La respuesta te acercará al modelo correcto.
Una plantilla simple para planificar tu artículo
Antes de escribir, puedes completar esta plantilla:
Tema: ¿Sobre qué voy a escribir?
Público: ¿Quién necesita leer esto?
Problema o necesidad: ¿Qué duda, problema o interés tiene esa persona?
Promesa del artículo: ¿Qué va a aprender, resolver o decidir al leerlo?
Estructura elegida: ¿Qué modelo usaré?
Subtítulos: ¿Cuáles serán las partes del artículo?

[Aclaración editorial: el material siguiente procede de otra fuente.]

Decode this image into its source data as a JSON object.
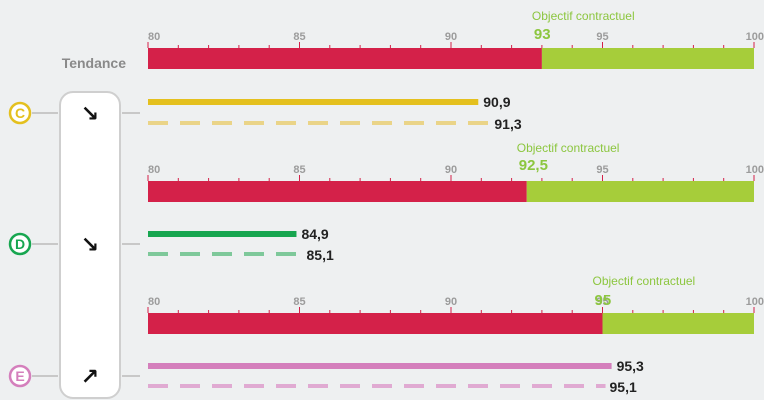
{
  "trend_label": "Tendance",
  "colors": {
    "below_target": "#d42149",
    "above_target": "#a6cd3a",
    "objective_text": "#8cc63f",
    "tick": "#9c9c9c"
  },
  "chart_data": {
    "type": "bar",
    "axis": {
      "min": 80,
      "max": 100,
      "tick_labels": [
        "80",
        "85",
        "90",
        "95",
        "100"
      ],
      "minor_step": 1
    },
    "objective_label": "Objectif contractuel",
    "indicators": [
      {
        "letter": "C",
        "color": "#e4c01e",
        "light_color": "#ead488",
        "objective": 93,
        "objective_text": "93",
        "current": 90.9,
        "current_text": "90,9",
        "previous": 91.3,
        "previous_text": "91,3",
        "trend": "down",
        "trend_glyph": "↘"
      },
      {
        "letter": "D",
        "color": "#17a650",
        "light_color": "#7ec89a",
        "objective": 92.5,
        "objective_text": "92,5",
        "current": 84.9,
        "current_text": "84,9",
        "previous": 85.1,
        "previous_text": "85,1",
        "trend": "down",
        "trend_glyph": "↘"
      },
      {
        "letter": "E",
        "color": "#d47fbc",
        "light_color": "#e0aad2",
        "objective": 95,
        "objective_text": "95",
        "current": 95.3,
        "current_text": "95,3",
        "previous": 95.1,
        "previous_text": "95,1",
        "trend": "up",
        "trend_glyph": "↗"
      }
    ]
  }
}
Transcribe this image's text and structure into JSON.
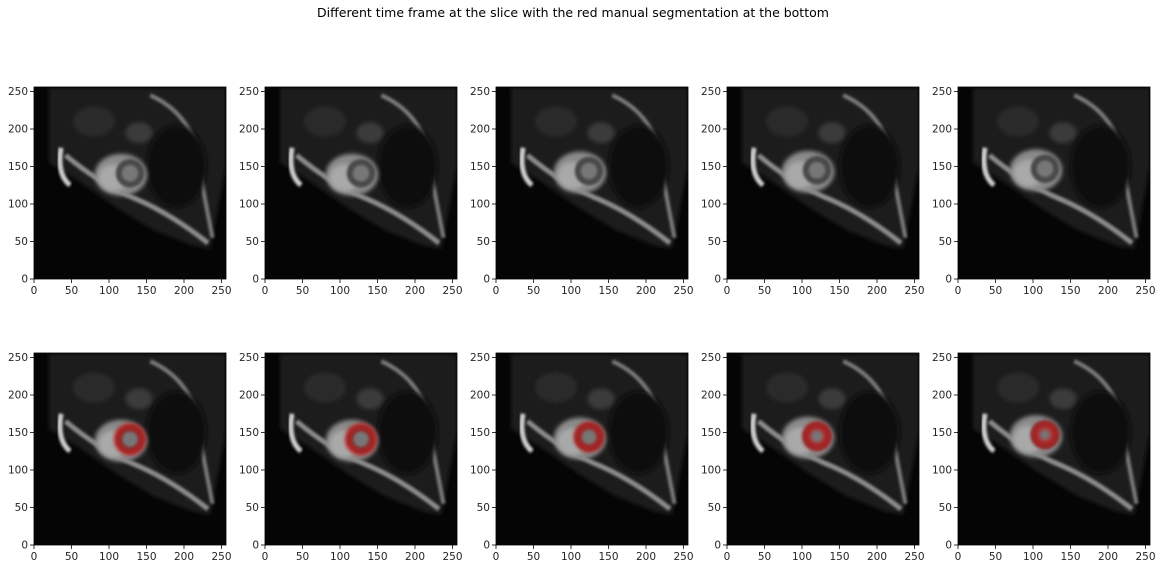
{
  "title": "Different time frame at the slice with the red manual segmentation at the bottom",
  "chart_data": {
    "type": "image_grid",
    "title": "Different time frame at the slice with the red manual segmentation at the bottom",
    "rows": 2,
    "cols": 5,
    "xlim": [
      0,
      256
    ],
    "ylim": [
      0,
      256
    ],
    "xticks": [
      0,
      50,
      100,
      150,
      200,
      250
    ],
    "yticks": [
      0,
      50,
      100,
      150,
      200,
      250
    ],
    "grid": false,
    "segmentation_color": "#c81414",
    "panels": [
      {
        "row": 0,
        "col": 0,
        "image": "cardiac-mri-frame",
        "heart_center": [
          128,
          141
        ],
        "segmentation": null
      },
      {
        "row": 0,
        "col": 1,
        "image": "cardiac-mri-frame",
        "heart_center": [
          128,
          141
        ],
        "segmentation": null
      },
      {
        "row": 0,
        "col": 2,
        "image": "cardiac-mri-frame",
        "heart_center": [
          124,
          144
        ],
        "segmentation": null
      },
      {
        "row": 0,
        "col": 3,
        "image": "cardiac-mri-frame",
        "heart_center": [
          120,
          145
        ],
        "segmentation": null
      },
      {
        "row": 0,
        "col": 4,
        "image": "cardiac-mri-frame",
        "heart_center": [
          116,
          147
        ],
        "segmentation": null
      },
      {
        "row": 1,
        "col": 0,
        "image": "cardiac-mri-frame",
        "heart_center": [
          128,
          141
        ],
        "segmentation": {
          "cx": 128,
          "cy": 141,
          "outer_r": 22,
          "inner_r": 11
        }
      },
      {
        "row": 1,
        "col": 1,
        "image": "cardiac-mri-frame",
        "heart_center": [
          128,
          141
        ],
        "segmentation": {
          "cx": 128,
          "cy": 141,
          "outer_r": 22,
          "inner_r": 11
        }
      },
      {
        "row": 1,
        "col": 2,
        "image": "cardiac-mri-frame",
        "heart_center": [
          124,
          144
        ],
        "segmentation": {
          "cx": 124,
          "cy": 144,
          "outer_r": 21,
          "inner_r": 10
        }
      },
      {
        "row": 1,
        "col": 3,
        "image": "cardiac-mri-frame",
        "heart_center": [
          120,
          145
        ],
        "segmentation": {
          "cx": 120,
          "cy": 145,
          "outer_r": 20,
          "inner_r": 8
        }
      },
      {
        "row": 1,
        "col": 4,
        "image": "cardiac-mri-frame",
        "heart_center": [
          116,
          147
        ],
        "segmentation": {
          "cx": 116,
          "cy": 147,
          "outer_r": 19,
          "inner_r": 7
        }
      }
    ]
  }
}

Ejemplo o caso: ¿Qué situación concreta usaré para explicar mejor?
Cierre: ¿Qué idea final debe recordar el lector?
Esta plantilla parece simple, pero evita uno de los errores más frecuentes: empezar a escribir sin saber hacia dónde va el texto.
Cuando tienes claro el público, el problema, la promesa y la estructura, escribir se vuelve mucho más fácil. No porque el texto se escriba solo, sino porque ya sabes qué camino debe seguir.
Para empezar, no uses las 12 estructuras
Aunque existen muchas formas de ordenar un artículo, no conviene empezar usando todas. Si estás enseñando a estudiantes o si estás formando a personas que todavía tienen dificultades para redactar textos largos, es mejor trabajar primero con pocas estructuras.
Una buena selección inicial sería:
Problema, causa, solución.
Pregunta-respuesta.
Paso a paso.
Errores comunes.
Caso de ejemplo.
Estas cinco estructuras son fáciles de entender, se adaptan a muchos temas y reducen bastante el bloqueo de la hoja en blanco.
Luego, cuando la persona gane confianza, puede probar estructuras más específicas como comparativa, mitos y verdades, decisión, pirámide invertida o diagnóstico, análisis y recomendación.
Escribir mejor empieza antes de escribir
Un buen artículo no nace solo de tener información. Nace de saber organizarla.
Por eso, antes de preocuparte por sonar creativo, parecer experto o escribir una introducción brillante, conviene hacer una pregunta más básica:
¿Qué estructura necesita este texto para que el lector pueda entenderlo mejor?
Con eso, ya tenemos un excelente punto de inicio.